The following are the runbook archetypes most organisations need. These map to the bulk of the Common Criteria and the optional categories most often selected.

Security Incident Response Runbook Template

Anchored to CC7.3 and CC7.4. Should cover detection, triage and severity assignment, containment, eradication, recovery, evidence preservation, communication (internal and external), and post-incident review. The structure aligns naturally with the lifecycle described in NIST SP 800-61 Revision 3, which most auditors are familiar with.

Access Control and Logical Access Runbook Template

Covers CC6.1 through CC6.3. Three operational flows belong here: provisioning (joiners), modification (movers), and deprovisioning (leavers). The deprovisioning runbook is the single most-sampled control in SOC 2 audits because the failure pattern is so common, so build this one with extra rigour. Tie the trigger to the HRIS termination event, name the systems where access must be revoked, and require timestamped confirmation.

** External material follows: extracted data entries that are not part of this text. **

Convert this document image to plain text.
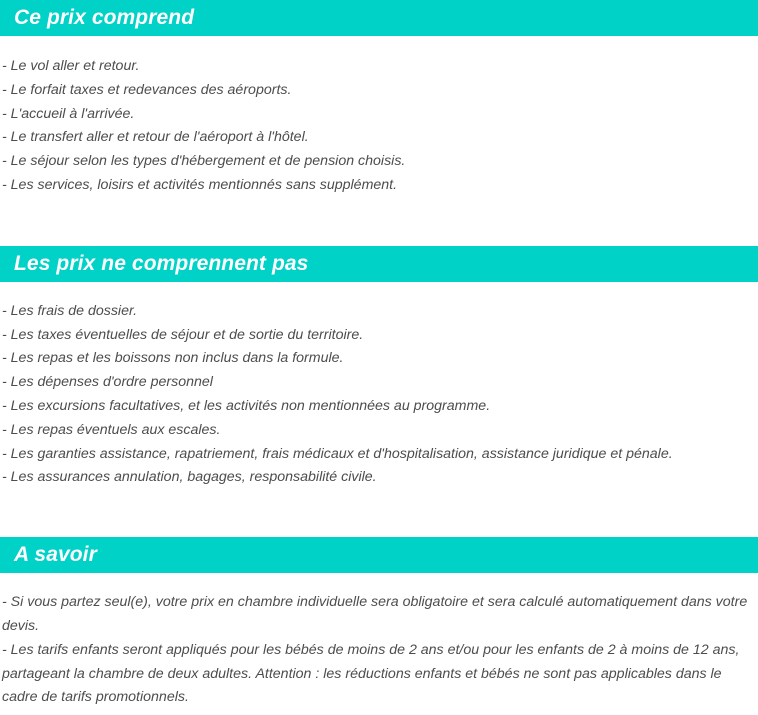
Ce prix comprend
- Le vol aller et retour.
- Le forfait taxes et redevances des aéroports.
- L'accueil à l'arrivée.
- Le transfert aller et retour de l'aéroport à l'hôtel.
- Le séjour selon les types d'hébergement et de pension choisis.
- Les services, loisirs et activités mentionnés sans supplément.
Les prix ne comprennent pas
- Les frais de dossier.
- Les taxes éventuelles de séjour et de sortie du territoire.
- Les repas et les boissons non inclus dans la formule.
- Les dépenses d'ordre personnel
- Les excursions facultatives, et les activités non mentionnées au programme.
- Les repas éventuels aux escales.
- Les garanties assistance, rapatriement, frais médicaux et d'hospitalisation, assistance juridique et pénale.
- Les assurances annulation, bagages, responsabilité civile.
A savoir
- Si vous partez seul(e), votre prix en chambre individuelle sera obligatoire et sera calculé automatiquement dans votre devis.
- Les tarifs enfants seront appliqués pour les bébés de moins de 2 ans et/ou pour les enfants de 2 à moins de 12 ans, partageant la chambre de deux adultes. Attention : les réductions enfants et bébés ne sont pas applicables dans le cadre de tarifs promotionnels.
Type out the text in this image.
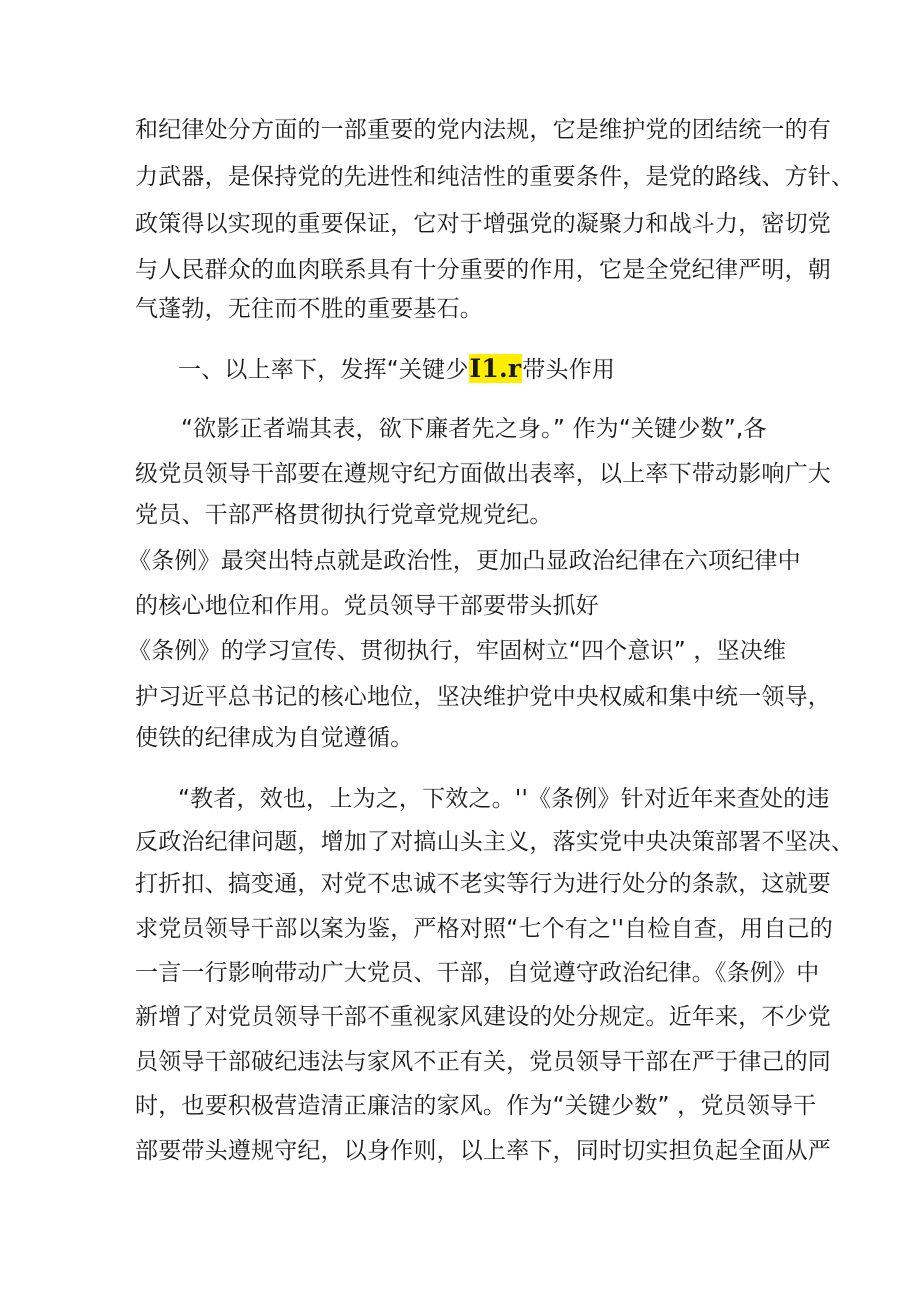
和纪律处分方面的一部重要的党内法规，它是维护党的团结统一的有
力武器，是保持党的先进性和纯洁性的重要条件，是党的路线、方针、
政策得以实现的重要保证，它对于增强党的凝聚力和战斗力，密切党
与人民群众的血肉联系具有十分重要的作用，它是全党纪律严明，朝
气蓬勃，无往而不胜的重要基石。
一、以上率下，发挥“关键少I1.r带头作用
“欲影正者端其表，欲下廉者先之身。” 作为“关键少数”,各
级党员领导干部要在遵规守纪方面做出表率，以上率下带动影响广大
党员、干部严格贯彻执行党章党规党纪。
《条例》最突出特点就是政治性，更加凸显政治纪律在六项纪律中
的核心地位和作用。党员领导干部要带头抓好
《条例》的学习宣传、贯彻执行，牢固树立“四个意识” ，坚决维
护习近平总书记的核心地位，坚决维护党中央权威和集中统一领导，
使铁的纪律成为自觉遵循。
“教者，效也，上为之，下效之。''《条例》针对近年来查处的违
反政治纪律问题，增加了对搞山头主义，落实党中央决策部署不坚决、
打折扣、搞变通，对党不忠诚不老实等行为进行处分的条款，这就要
求党员领导干部以案为鉴，严格对照“七个有之''自检自查，用自己的
一言一行影响带动广大党员、干部，自觉遵守政治纪律。《条例》中
新增了对党员领导干部不重视家风建设的处分规定。近年来，不少党
员领导干部破纪违法与家风不正有关，党员领导干部在严于律己的同
时，也要积极营造清正廉洁的家风。作为“关键少数” ，党员领导干
部要带头遵规守纪，以身作则，以上率下，同时切实担负起全面从严
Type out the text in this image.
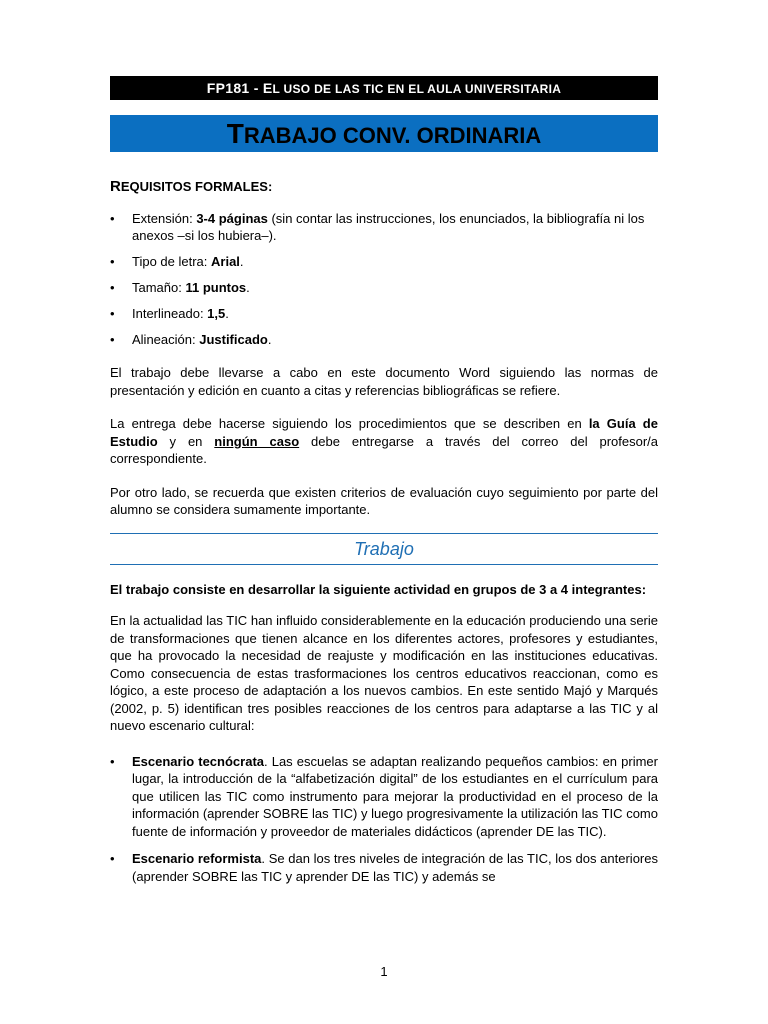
FP181 - EL USO DE LAS TIC EN EL AULA UNIVERSITARIA
TRABAJO CONV. ORDINARIA
REQUISITOS FORMALES:
• Extensión: 3-4 páginas (sin contar las instrucciones, los enunciados, la bibliografía ni los anexos –si los hubiera–).
• Tipo de letra: Arial.
• Tamaño: 11 puntos.
• Interlineado: 1,5.
• Alineación: Justificado.

El trabajo debe llevarse a cabo en este documento Word siguiendo las normas de presentación y edición en cuanto a citas y referencias bibliográficas se refiere.

La entrega debe hacerse siguiendo los procedimientos que se describen en la Guía de Estudio y en ningún caso debe entregarse a través del correo del profesor/a correspondiente.

Por otro lado, se recuerda que existen criterios de evaluación cuyo seguimiento por parte del alumno se considera sumamente importante.

Trabajo

El trabajo consiste en desarrollar la siguiente actividad en grupos de 3 a 4 integrantes:

En la actualidad las TIC han influido considerablemente en la educación produciendo una serie de transformaciones que tienen alcance en los diferentes actores, profesores y estudiantes, que ha provocado la necesidad de reajuste y modificación en las instituciones educativas. Como consecuencia de estas trasformaciones los centros educativos reaccionan, como es lógico, a este proceso de adaptación a los nuevos cambios. En este sentido Majó y Marqués (2002, p. 5) identifican tres posibles reacciones de los centros para adaptarse a las TIC y al nuevo escenario cultural:

• Escenario tecnócrata. Las escuelas se adaptan realizando pequeños cambios: en primer lugar, la introducción de la “alfabetización digital” de los estudiantes en el currículum para que utilicen las TIC como instrumento para mejorar la productividad en el proceso de la información (aprender SOBRE las TIC) y luego progresivamente la utilización las TIC como fuente de información y proveedor de materiales didácticos (aprender DE las TIC).
• Escenario reformista. Se dan los tres niveles de integración de las TIC, los dos anteriores (aprender SOBRE las TIC y aprender DE las TIC) y además se
1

Change Management Runbook Template

Maps to CC8.1. Production change request, peer review, approval, deployment, post-deployment verification, rollback procedure. Tie it to your version control and ticketing systems so the artefacts (PR, ticket, deployment log) are the evidence.

Availability and Business Continuity Runbook Template

If Availability is in scope, A1.2 and A1.3 demand documented and tested procedures for failover, restoration, and capacity adjustments. Each scenario, whether a regional outage, a database failure, or a dependency degradation, should have its own runbook with named recovery time objectives.

Vendor and Third-Party Risk Management Runbook Template

CC9.2 territory. Onboarding (security review, contract execution, access grant), ongoing monitoring (annual review, SOC 2 collection), offboarding (access revocation, data deletion confirmation). One inventory, one runbook for each phase, one cadence.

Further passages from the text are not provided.